Dobbiamo accettare tutti gli eventi con pazienza e vederli in due modi, dal punto di vista del giudizio e della misericordia, allo scopo di distinguere con precisione tra ciò che influenza il mio “asino” (la mia sostanza egoistica) e ciò che potrebbe influenzare l’umano che c’è in me. Allora sentirò una rottura dentro di me e nella misura in cui ciò sarà possibile, aderirò all’umano che c’è in me.

Se improvvisamente scoprissi di essere stato dalla parte dell’asino per un po’ di tempo, avrò bisogno di essere riconoscente di questo invece che sentirmene rincresciuto. Infatti, è il Creatore che ha predisposto tutto senza che me accorgessi e così mi sono ritrovato ad essermi rivestito del mio “asino” ed in questo modo, di nuovo, ingloberò i desideri dell’asino e scoprirò che ancora ero ritornato ai calcoli dell’asino. Da qui, mi devo elevare ai calcoli dell’umano e sforzarmi sempre di più per restarci aggrappato con l’aiuto del gruppo.

Se mi dimentico del gruppo e non ho alcun posto da cui attingere il suo materiale e i suoi pensieri al fine di attaccare e sviluppare la parte umana che c’è in me, il Creatore mi getta di nuovo sul mio asino. Da qui gradualmente costruisco l’umano che c’è in me con l’aiuto di queste due fonti: il gruppo e l’asino.

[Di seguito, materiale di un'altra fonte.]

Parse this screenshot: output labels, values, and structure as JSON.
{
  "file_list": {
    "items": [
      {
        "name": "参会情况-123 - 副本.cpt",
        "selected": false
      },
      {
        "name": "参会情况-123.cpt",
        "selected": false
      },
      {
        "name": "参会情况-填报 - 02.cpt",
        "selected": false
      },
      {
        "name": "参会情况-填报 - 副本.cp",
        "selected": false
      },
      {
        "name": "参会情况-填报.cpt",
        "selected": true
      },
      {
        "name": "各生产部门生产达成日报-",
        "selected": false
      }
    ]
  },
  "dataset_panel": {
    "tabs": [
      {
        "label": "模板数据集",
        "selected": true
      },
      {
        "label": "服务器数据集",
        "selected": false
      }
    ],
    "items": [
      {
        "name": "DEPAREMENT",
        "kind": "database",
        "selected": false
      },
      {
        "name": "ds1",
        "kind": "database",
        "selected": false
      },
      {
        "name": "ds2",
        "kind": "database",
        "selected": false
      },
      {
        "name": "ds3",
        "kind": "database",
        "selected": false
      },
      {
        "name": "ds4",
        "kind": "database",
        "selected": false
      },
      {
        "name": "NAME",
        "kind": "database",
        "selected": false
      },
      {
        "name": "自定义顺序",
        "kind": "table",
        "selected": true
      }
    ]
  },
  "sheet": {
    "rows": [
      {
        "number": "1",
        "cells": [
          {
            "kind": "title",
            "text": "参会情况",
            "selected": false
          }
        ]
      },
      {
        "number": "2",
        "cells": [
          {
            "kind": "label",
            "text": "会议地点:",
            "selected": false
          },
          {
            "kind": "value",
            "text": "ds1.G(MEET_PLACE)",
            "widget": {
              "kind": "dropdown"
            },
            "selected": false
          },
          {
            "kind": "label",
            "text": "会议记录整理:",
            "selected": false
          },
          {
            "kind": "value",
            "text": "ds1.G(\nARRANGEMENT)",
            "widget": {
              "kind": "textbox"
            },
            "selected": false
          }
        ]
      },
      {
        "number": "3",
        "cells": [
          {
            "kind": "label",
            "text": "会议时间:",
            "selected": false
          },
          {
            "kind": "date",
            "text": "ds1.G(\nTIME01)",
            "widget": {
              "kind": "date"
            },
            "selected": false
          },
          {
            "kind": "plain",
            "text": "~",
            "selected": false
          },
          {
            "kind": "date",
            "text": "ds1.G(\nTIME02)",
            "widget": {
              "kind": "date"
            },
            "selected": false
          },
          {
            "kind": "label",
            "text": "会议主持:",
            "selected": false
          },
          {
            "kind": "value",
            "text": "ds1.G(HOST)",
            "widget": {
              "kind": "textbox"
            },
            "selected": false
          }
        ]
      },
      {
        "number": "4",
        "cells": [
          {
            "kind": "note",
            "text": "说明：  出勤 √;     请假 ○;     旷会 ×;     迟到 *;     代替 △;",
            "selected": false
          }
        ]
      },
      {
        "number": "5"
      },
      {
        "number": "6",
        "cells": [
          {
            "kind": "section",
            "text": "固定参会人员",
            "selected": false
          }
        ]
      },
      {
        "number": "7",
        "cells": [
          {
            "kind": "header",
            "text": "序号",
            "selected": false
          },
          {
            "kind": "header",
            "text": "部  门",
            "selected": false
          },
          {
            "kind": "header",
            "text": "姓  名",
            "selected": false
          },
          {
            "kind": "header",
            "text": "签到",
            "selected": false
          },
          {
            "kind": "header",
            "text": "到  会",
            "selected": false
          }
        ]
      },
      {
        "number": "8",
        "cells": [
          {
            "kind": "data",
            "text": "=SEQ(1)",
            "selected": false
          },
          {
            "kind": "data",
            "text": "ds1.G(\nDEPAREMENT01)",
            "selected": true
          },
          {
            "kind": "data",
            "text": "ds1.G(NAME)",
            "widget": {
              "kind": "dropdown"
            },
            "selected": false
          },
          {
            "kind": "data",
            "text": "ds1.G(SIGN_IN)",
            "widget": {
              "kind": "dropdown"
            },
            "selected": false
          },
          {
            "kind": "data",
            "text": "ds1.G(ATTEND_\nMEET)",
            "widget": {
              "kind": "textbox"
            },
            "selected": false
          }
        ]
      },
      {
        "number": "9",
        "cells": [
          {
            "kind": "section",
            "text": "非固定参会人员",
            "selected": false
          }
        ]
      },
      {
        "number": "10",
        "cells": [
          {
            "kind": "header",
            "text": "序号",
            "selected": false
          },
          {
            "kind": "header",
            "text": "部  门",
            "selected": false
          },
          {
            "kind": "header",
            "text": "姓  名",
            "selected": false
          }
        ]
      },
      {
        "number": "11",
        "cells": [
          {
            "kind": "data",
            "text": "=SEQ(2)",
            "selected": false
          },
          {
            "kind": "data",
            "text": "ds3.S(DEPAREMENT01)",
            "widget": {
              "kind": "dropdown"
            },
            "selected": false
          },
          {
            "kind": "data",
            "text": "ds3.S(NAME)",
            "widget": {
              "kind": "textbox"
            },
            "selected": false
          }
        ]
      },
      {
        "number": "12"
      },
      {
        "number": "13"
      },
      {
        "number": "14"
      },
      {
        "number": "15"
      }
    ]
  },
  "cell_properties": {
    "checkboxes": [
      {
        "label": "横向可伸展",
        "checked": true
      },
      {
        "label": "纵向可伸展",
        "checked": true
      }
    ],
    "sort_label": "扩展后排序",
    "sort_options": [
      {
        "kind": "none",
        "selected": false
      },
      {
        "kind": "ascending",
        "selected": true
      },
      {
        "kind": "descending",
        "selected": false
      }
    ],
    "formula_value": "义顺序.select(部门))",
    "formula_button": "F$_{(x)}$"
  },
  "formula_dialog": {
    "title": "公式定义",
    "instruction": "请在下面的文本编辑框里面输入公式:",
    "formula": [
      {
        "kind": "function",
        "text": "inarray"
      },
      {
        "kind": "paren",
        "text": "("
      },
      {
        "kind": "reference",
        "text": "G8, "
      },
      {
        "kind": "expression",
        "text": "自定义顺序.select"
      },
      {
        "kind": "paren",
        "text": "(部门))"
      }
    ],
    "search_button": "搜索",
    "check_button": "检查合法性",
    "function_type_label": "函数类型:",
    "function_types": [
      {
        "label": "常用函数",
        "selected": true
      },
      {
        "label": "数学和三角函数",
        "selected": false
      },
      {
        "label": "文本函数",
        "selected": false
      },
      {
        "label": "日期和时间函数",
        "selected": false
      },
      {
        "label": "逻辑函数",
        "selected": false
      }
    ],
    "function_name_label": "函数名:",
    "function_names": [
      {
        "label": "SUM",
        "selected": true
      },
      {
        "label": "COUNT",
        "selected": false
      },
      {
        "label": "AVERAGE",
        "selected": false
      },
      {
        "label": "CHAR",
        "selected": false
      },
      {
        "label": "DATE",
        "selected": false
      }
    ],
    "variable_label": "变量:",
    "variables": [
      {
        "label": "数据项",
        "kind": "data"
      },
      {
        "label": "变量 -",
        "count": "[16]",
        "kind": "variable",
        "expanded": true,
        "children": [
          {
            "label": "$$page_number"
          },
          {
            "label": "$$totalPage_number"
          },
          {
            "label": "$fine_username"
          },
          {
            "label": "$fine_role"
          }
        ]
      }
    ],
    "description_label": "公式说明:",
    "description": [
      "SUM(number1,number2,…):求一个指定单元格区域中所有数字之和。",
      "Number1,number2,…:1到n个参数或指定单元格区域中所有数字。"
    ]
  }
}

Quando improvvisamente ci ritroviamo di sotto, dentro il nostro desiderio di ricevere, e di nuovo facciamo dei materiali calcoli pragmatici come se non ci fosse alcun Creatore e uno scopo superiore, come se non ci fosse alcun cammino spirituale, ma solo la nostra vita ordinaria, non ce ne dobbiamo dispiacere. Un uomo si dovrebbe dispiacere solamente un pochino del fatto che il Creatore lo ha gettato in un “luogo di lerciume”, nell’ego puzzolente, e la cosa principale è trarre le conclusioni, per separarsi da questa discesa ed iniziare a paragonare gli stati per comprenderli e percepirli meglio.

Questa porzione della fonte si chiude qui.